Naturally, this raises several fundamental questions on the role of the board, independent directors, market regulator SEBI and more particularly Cyrus Mistry himself. At the core of the charge laid out by Mistry is that he inherited a challenging legacy, did everything that he could to effectuate a turnaround and yet was unsuccessful simply because of the legacy overhang. Summarising his position, Mistry adds in his letter:
"After my appointment, the Articles of Association were modified, changing the rules of engagement between the Trusts, the Board of Tata Sons, the Chairman, and the operating companies. Inappropriate interpretation indeed followed, and as elaborated below, it severely constrained the ability of the group to engineer the necessary turnaround."
Implicit in this argument is that the group indeed had legacy issues at the time of his appointment. If so, questions follow. Did Mistry know about these issues? If so, when? And if he knew of these issues, did he bring them to the attention of the board? If he did bring it to the attention of the board, what was the outcome? If not, why was he not proactive in surfacing these issues prior to his being ousted as chairman of Tata Sons? Or did he know of these only on 24 October, 2016? Remember, Mistry is no stranger to the Tata Group and has been associated with it at the board level for over a decade, including being deputy chairman for a year in 2011 before becoming a full-time chairman of the Tata Sons board in 2012. Despite such a long association with the group at the board level, Mistry claims:
"I am not sure if the individual board members and the trustees truly appreciated the extent of the problems I had inherited. I cannot blame them, for I myself, as a non-executive director, did not have a clear grasp of the gravity of the issues involved."
And that—lack of a clear grasp of the gravity of the issues involved—according to most neutral observers, is the crux of the issue.
Historically, it may be noted that the group was governed with a three-tier structure viz., Tata Trusts, Tata Sons and the operating companies with certain members occupying positions in all three levels of the Group. This structure led to seamless communication of information from the operating companies and guidance from the Trusts through Tata Sons. Mistry dismantled this tried and tested three-tiered structure and in its stead formed a new management vehicle, Group Executive Council (GEC), obviously packed with people whom he trusted. This idea was genetically alien to the Group and created an alternate power structure. Critically, it reported at a functional level only to Mistry and he, one understands, in turn was the sole contact point between the Trusts, Tata Sons and the operating companies. Needless to emphasise, this structure did not evolve to deal with the dynamics of the group, leading to loss of communication. And once communication was lost, trust too was quick to go.
Despite a month passing since Mistry made these statements the market regulator is nowhere to be seen in restoring the confidence of investors.

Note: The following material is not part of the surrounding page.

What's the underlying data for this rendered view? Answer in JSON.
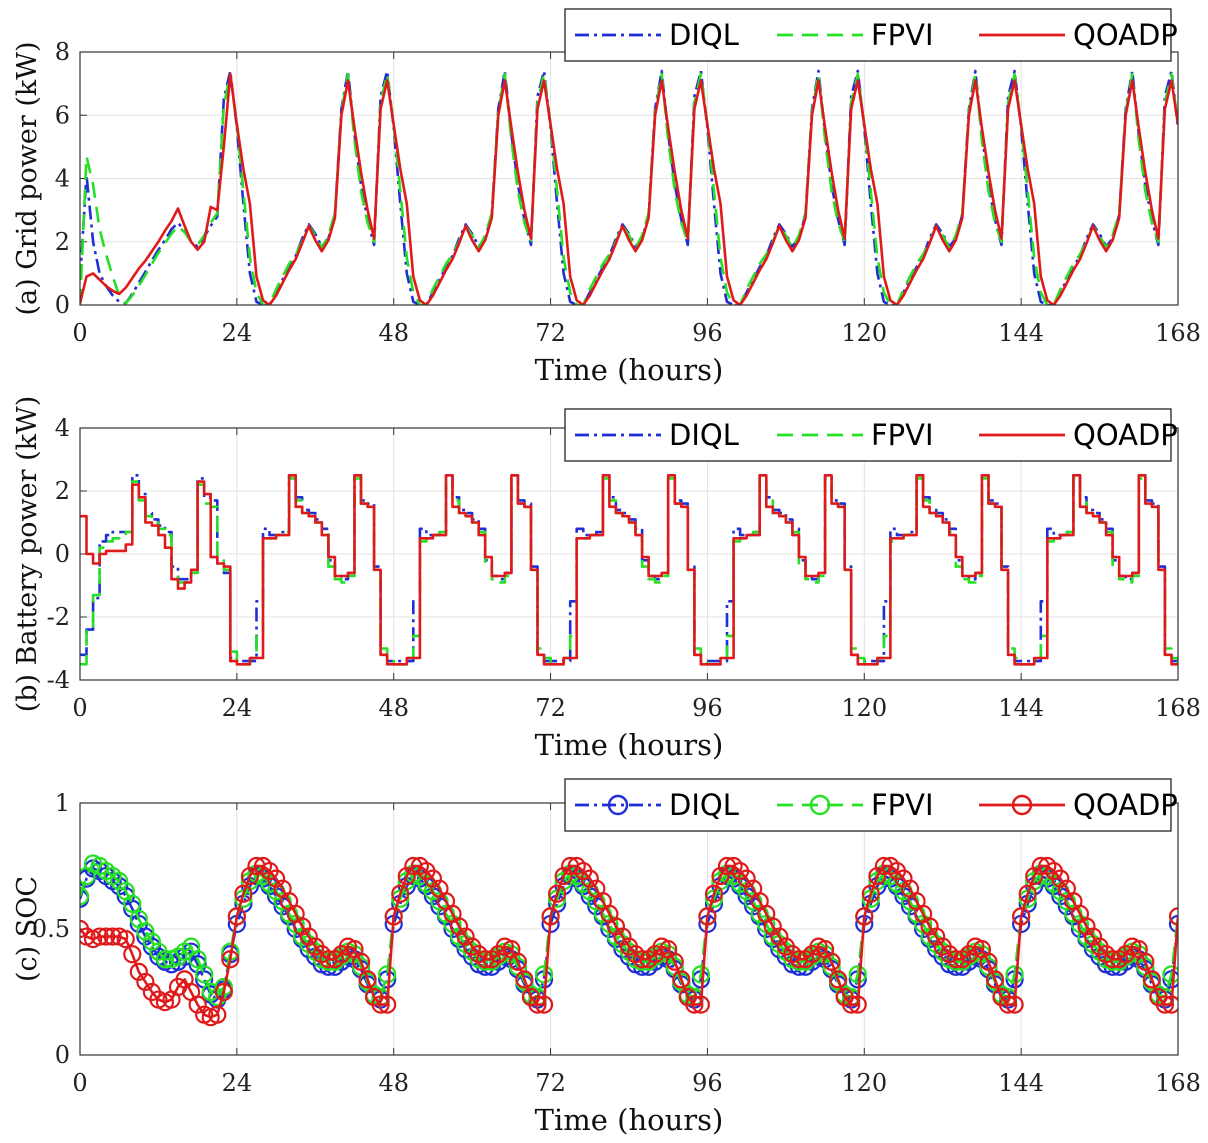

Whatever it be, Mistry must have been party to the decisions of the Tata Sons board from 2006 when he was formally inducted as a director and as deputy chairman in 2012. Mistry cannot at this late point in time distance himself from those decisions and term them as "legacy issues" when he himself was party to these decisions as a director.

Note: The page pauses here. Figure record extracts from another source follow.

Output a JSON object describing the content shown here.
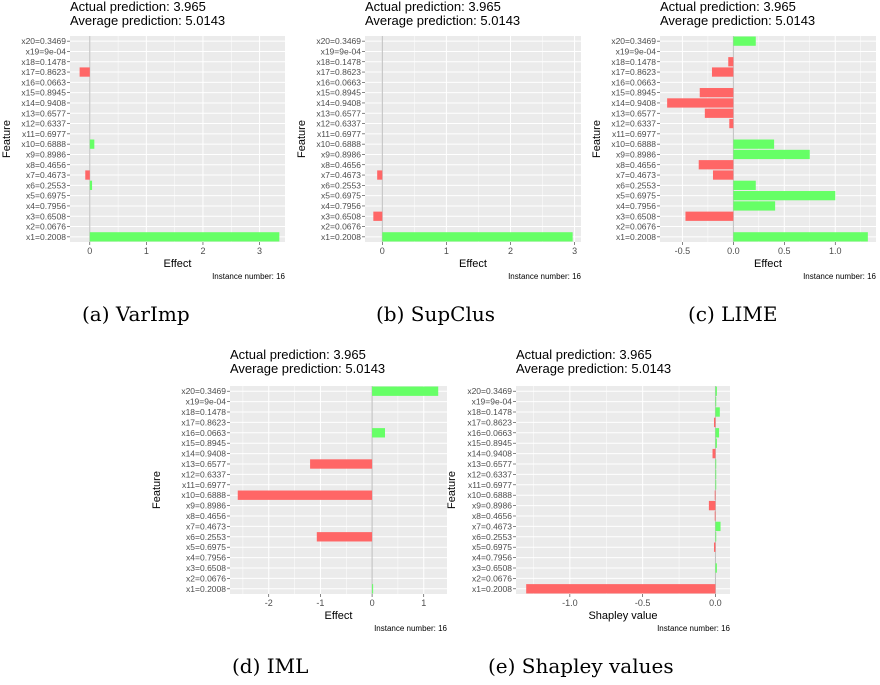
{
  "chart_data": [
    {
      "id": "a",
      "type": "bar",
      "title_lines": [
        "Actual prediction: 3.965",
        "Average prediction: 5.0143"
      ],
      "xlabel": "Effect",
      "ylabel": "Feature",
      "caption": "(a) VarImp",
      "instance_note": "Instance number: 16",
      "xlim": [
        -0.35,
        3.45
      ],
      "xticks": [
        0,
        1,
        2,
        3
      ],
      "xtick_labels": [
        "0",
        "1",
        "2",
        "3"
      ],
      "categories": [
        "x1=0.2008",
        "x2=0.0676",
        "x3=0.6508",
        "x4=0.7956",
        "x5=0.6975",
        "x6=0.2553",
        "x7=0.4673",
        "x8=0.4656",
        "x9=0.8986",
        "x10=0.6888",
        "x11=0.6977",
        "x12=0.6337",
        "x13=0.6577",
        "x14=0.9408",
        "x15=0.8945",
        "x16=0.0663",
        "x17=0.8623",
        "x18=0.1478",
        "x19=9e-04",
        "x20=0.3469"
      ],
      "values": [
        3.35,
        0,
        0,
        0,
        0,
        0.04,
        -0.08,
        0,
        0,
        0.08,
        0,
        0,
        0,
        0,
        0,
        0,
        -0.18,
        0,
        0,
        0
      ]
    },
    {
      "id": "b",
      "type": "bar",
      "title_lines": [
        "Actual prediction: 3.965",
        "Average prediction: 5.0143"
      ],
      "xlabel": "Effect",
      "ylabel": "Feature",
      "caption": "(b) SupClus",
      "instance_note": "Instance number: 16",
      "xlim": [
        -0.27,
        3.1
      ],
      "xticks": [
        0,
        1,
        2,
        3
      ],
      "xtick_labels": [
        "0",
        "1",
        "2",
        "3"
      ],
      "categories": [
        "x1=0.2008",
        "x2=0.0676",
        "x3=0.6508",
        "x4=0.7956",
        "x5=0.6975",
        "x6=0.2553",
        "x7=0.4673",
        "x8=0.4656",
        "x9=0.8986",
        "x10=0.6888",
        "x11=0.6977",
        "x12=0.6337",
        "x13=0.6577",
        "x14=0.9408",
        "x15=0.8945",
        "x16=0.0663",
        "x17=0.8623",
        "x18=0.1478",
        "x19=9e-04",
        "x20=0.3469"
      ],
      "values": [
        2.97,
        0,
        -0.14,
        0,
        0,
        0,
        -0.08,
        0,
        0,
        0,
        0,
        0,
        0,
        0,
        0,
        0,
        0,
        0,
        0,
        0
      ]
    },
    {
      "id": "c",
      "type": "bar",
      "title_lines": [
        "Actual prediction: 3.965",
        "Average prediction: 5.0143"
      ],
      "xlabel": "Effect",
      "ylabel": "Feature",
      "caption": "(c) LIME",
      "instance_note": "Instance number: 16",
      "xlim": [
        -0.72,
        1.4
      ],
      "xticks": [
        -0.5,
        0,
        0.5,
        1.0
      ],
      "xtick_labels": [
        "-0.5",
        "0.0",
        "0.5",
        "1.0"
      ],
      "categories": [
        "x1=0.2008",
        "x2=0.0676",
        "x3=0.6508",
        "x4=0.7956",
        "x5=0.6975",
        "x6=0.2553",
        "x7=0.4673",
        "x8=0.4656",
        "x9=0.8986",
        "x10=0.6888",
        "x11=0.6977",
        "x12=0.6337",
        "x13=0.6577",
        "x14=0.9408",
        "x15=0.8945",
        "x16=0.0663",
        "x17=0.8623",
        "x18=0.1478",
        "x19=9e-04",
        "x20=0.3469"
      ],
      "values": [
        1.32,
        0,
        -0.47,
        0.41,
        1.0,
        0.22,
        -0.2,
        -0.34,
        0.75,
        0.4,
        0,
        -0.04,
        -0.28,
        -0.65,
        -0.33,
        0,
        -0.21,
        -0.05,
        0,
        0.22
      ]
    },
    {
      "id": "d",
      "type": "bar",
      "title_lines": [
        "Actual prediction: 3.965",
        "Average prediction: 5.0143"
      ],
      "xlabel": "Effect",
      "ylabel": "Feature",
      "caption": "(d) IML",
      "instance_note": "Instance number: 16",
      "xlim": [
        -2.75,
        1.45
      ],
      "xticks": [
        -2,
        -1,
        0,
        1
      ],
      "xtick_labels": [
        "-2",
        "-1",
        "0",
        "1"
      ],
      "categories": [
        "x1=0.2008",
        "x2=0.0676",
        "x3=0.6508",
        "x4=0.7956",
        "x5=0.6975",
        "x6=0.2553",
        "x7=0.4673",
        "x8=0.4656",
        "x9=0.8986",
        "x10=0.6888",
        "x11=0.6977",
        "x12=0.6337",
        "x13=0.6577",
        "x14=0.9408",
        "x15=0.8945",
        "x16=0.0663",
        "x17=0.8623",
        "x18=0.1478",
        "x19=9e-04",
        "x20=0.3469"
      ],
      "values": [
        0.02,
        0,
        0,
        0,
        0,
        -1.07,
        0,
        0,
        0,
        -2.6,
        0,
        0,
        -1.2,
        0,
        0,
        0.25,
        0,
        0,
        0,
        1.28
      ]
    },
    {
      "id": "e",
      "type": "bar",
      "title_lines": [
        "Actual prediction: 3.965",
        "Average prediction: 5.0143"
      ],
      "xlabel": "Shapley value",
      "ylabel": "Feature",
      "caption": "(e) Shapley values",
      "instance_note": "Instance number: 16",
      "xlim": [
        -1.37,
        0.1
      ],
      "xticks": [
        -1.0,
        -0.5,
        0.0
      ],
      "xtick_labels": [
        "-1.0",
        "-0.5",
        "0.0"
      ],
      "categories": [
        "x1=0.2008",
        "x2=0.0676",
        "x3=0.6508",
        "x4=0.7956",
        "x5=0.6975",
        "x6=0.2553",
        "x7=0.4673",
        "x8=0.4656",
        "x9=0.8986",
        "x10=0.6888",
        "x11=0.6977",
        "x12=0.6337",
        "x13=0.6577",
        "x14=0.9408",
        "x15=0.8945",
        "x16=0.0663",
        "x17=0.8623",
        "x18=0.1478",
        "x19=9e-04",
        "x20=0.3469"
      ],
      "values": [
        -1.3,
        0,
        0.01,
        0,
        -0.01,
        0.005,
        0.035,
        -0.005,
        -0.045,
        -0.005,
        0.005,
        0.005,
        0.005,
        -0.02,
        0.01,
        0.025,
        -0.01,
        0.03,
        0.005,
        0.01
      ]
    }
  ],
  "colors": {
    "positive": "#66ff66",
    "negative": "#ff6666",
    "panel_bg": "#ebebeb",
    "grid_major": "#ffffff",
    "zero_line": "#bdbdbd"
  }
}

Nevertheless, his revelations have spooked the confidence of the small shareholders in the stock market in general and the Tatas in particular. The key questions here being, if Mistry is indeed correct, why was this not discussed in the boards of the respective companies or by Tata Sons until his ouster on 24 October? Were these facts and the magnitude of the situation informed to the directors of Tata Sons, including the Trusts-nominated directors? If these facts were indeed discussed what was the response of the other members of the boards? Crucially was Mistry unable to impress his board on such a key issue as impairments? Questions that beg answers.

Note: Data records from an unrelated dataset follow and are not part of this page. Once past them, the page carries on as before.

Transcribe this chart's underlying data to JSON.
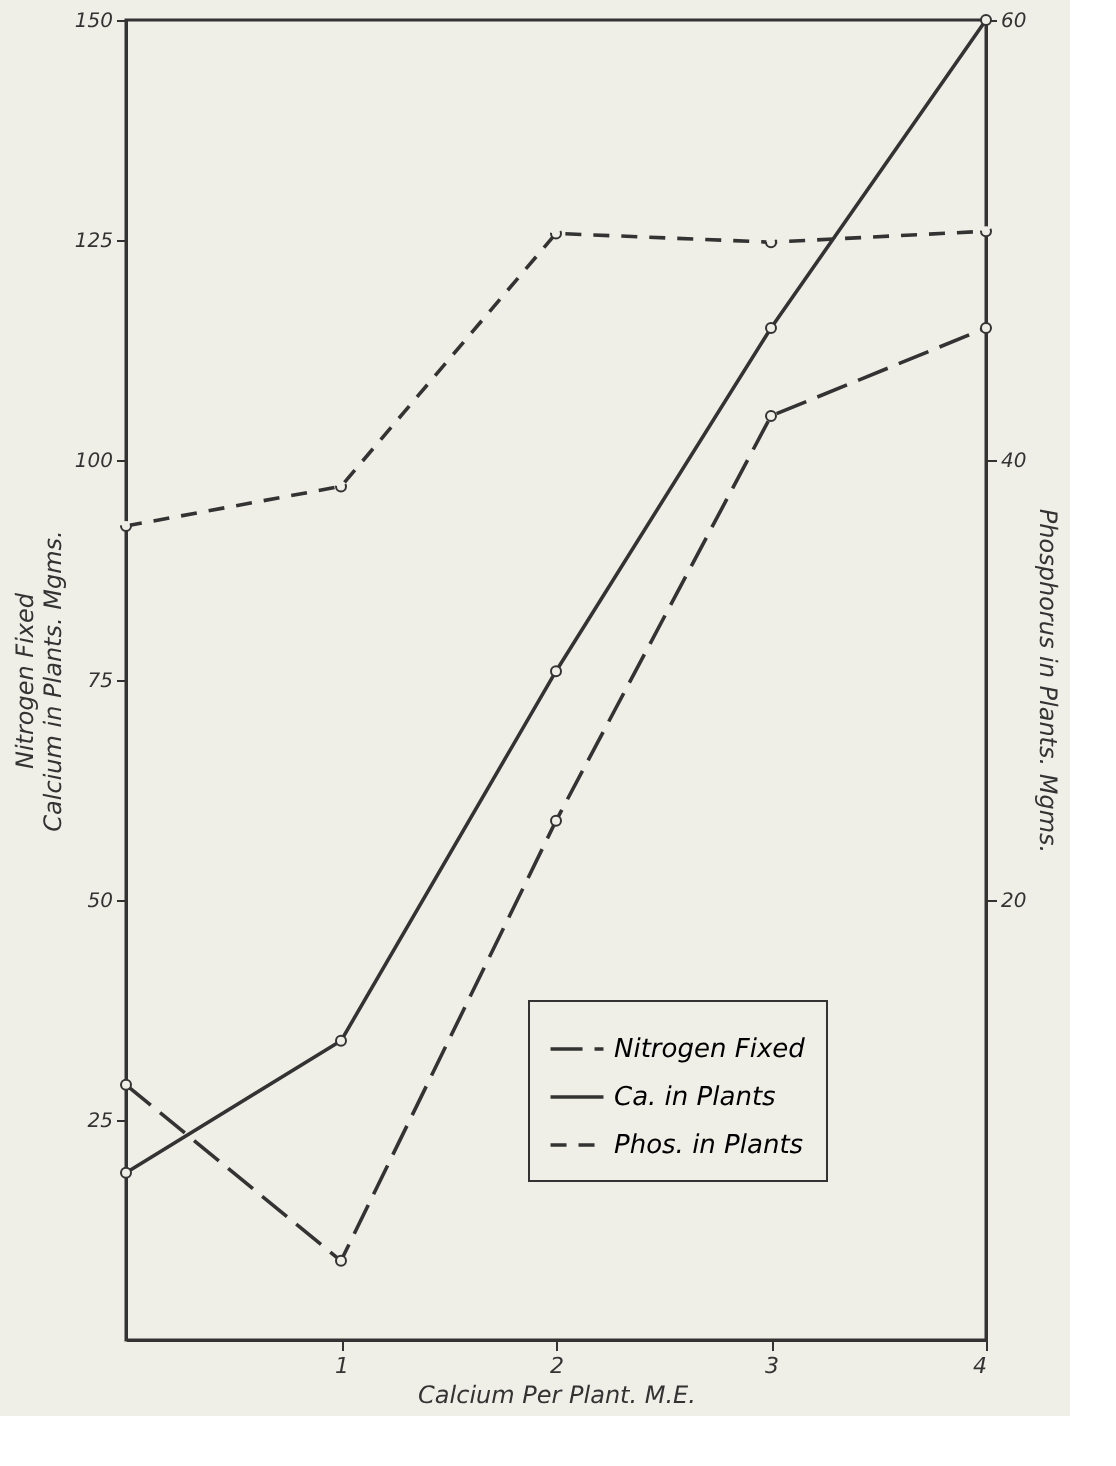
{
  "chart_data": {
    "type": "line",
    "xlabel": "Calcium Per Plant. M.E.",
    "ylabel": "Nitrogen Fixed\nCalcium in Plants. Mgms.",
    "y2label": "Phosphorus in Plants. Mgms.",
    "x": [
      0,
      1,
      2,
      3,
      4
    ],
    "xlim": [
      0,
      4
    ],
    "xticks": [
      1,
      2,
      3,
      4
    ],
    "ylim": [
      0,
      150
    ],
    "yticks": [
      25,
      50,
      75,
      100,
      125,
      150
    ],
    "y2lim": [
      0,
      60
    ],
    "y2ticks": [
      20,
      40,
      60
    ],
    "series": [
      {
        "name": "Nitrogen Fixed",
        "color": "#333333",
        "line_style": "dashed",
        "values": [
          29,
          9,
          59,
          105,
          115
        ]
      },
      {
        "name": "Ca. in Plants",
        "color": "#333333",
        "line_style": "solid",
        "values": [
          19,
          34,
          76,
          115,
          150
        ]
      },
      {
        "name": "Phos. in Plants",
        "color": "#333333",
        "line_style": "dashed",
        "axis": "y2",
        "values": [
          37,
          38.8,
          50.3,
          49.9,
          50.4
        ]
      }
    ],
    "marker": "circle",
    "grid": false,
    "legend": "bottom right"
  }
}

Will SEBI make an appearance like the police in the last scene of most Bollywood movies when it is all over, bar the shouting?
In the alternative, if Mistry is indeed wrong then it is a clear attempt to talk down the markets. Lesser mortals have faced the fury of the market regulator SEBI for far milder statements. Despite a month passing since Mistry made these statements the market regulator is nowhere to be seen in restoring the confidence of investors. Was it right on the part of a director of a company to openly express such views on the companies without taking recourse to the board? Only regulators can help answer some of these questions. They can no longer be supinely indifferent to these developments in the premier business group of the country. They need to act pronto.
For starters SEBI should investigate the conduct of a director publicly making such statements which has caused unrest in the minds of the investors. The billion-dollar question is whether it will act now? Or will it make an appearance like the police in the last scene of most Bollywood movies when it is all over, bar the shouting?